Is it possible to do time series with multiple independent variables?

Time Series with multiple independent variables is it possible to do a time series analysis with more than 1 explanatory variable? I know in the simplest (using the word simple very loosely) terms time series involves modeling Y = time, where time is essentially the only information used to try and predict Y (based on trends, seasonality….).

When do you use time series for regression?

Regression modelling goal is complicated when the researcher uses time series data since an explanatory variable may influence a dependent variable with a time lag. This often necessitates the inclusion of lags of the explanatory variable in the regression.

When is there an interaction between two independent variables?

There is one main effect for each independent variable. There is an interaction between two independent variables when the effect of one depends on the level of the other. Some of the most interesting research questions and results in psychology are specifically about interactions.

What causes strong correlation between two time series variables?
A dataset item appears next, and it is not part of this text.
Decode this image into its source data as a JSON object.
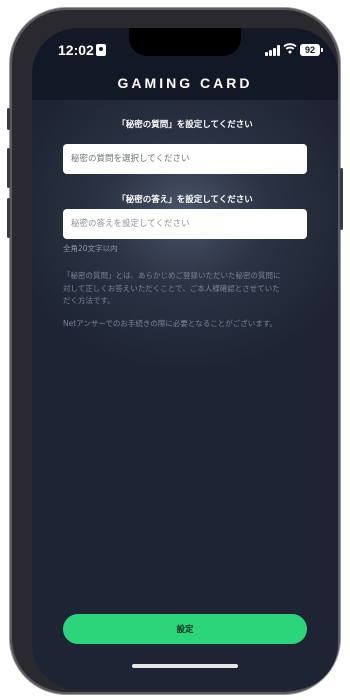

This strong correlation may be purely caused by the fact that the two time series variables have non-constant mean. This phenomenon is called spurious relationship. However, under a special circumstance, we can model time series data y using time series data x, when x and y are both I (1) process and cointegrated.

How to analyse data with multiple dependent and independent variables?

From doing individual simple linear regression I have found significance for summer rainfall and winter temperature as factors influencing my dependent variables, but I know that this isn’t very statistically viable! Is principle component analysis a suitable way of analysing this data?

When to use VARs in time series regression?

Regardings VARS; i never performed one, but you use VAR-modelling if your dependent variable is a function of your independent variable and vice versa (your independent variable values depend on your dependent variables value). I don’t think that’s the question here.

Which is more complex time series or univariate time series?

As noetsi said, it is much more complex than univariate time series. You won’t be able to jump in without reading up on the assumptions and tests necessary to perform before and after estimation. In many cases, neither variable will be clearly exogenous.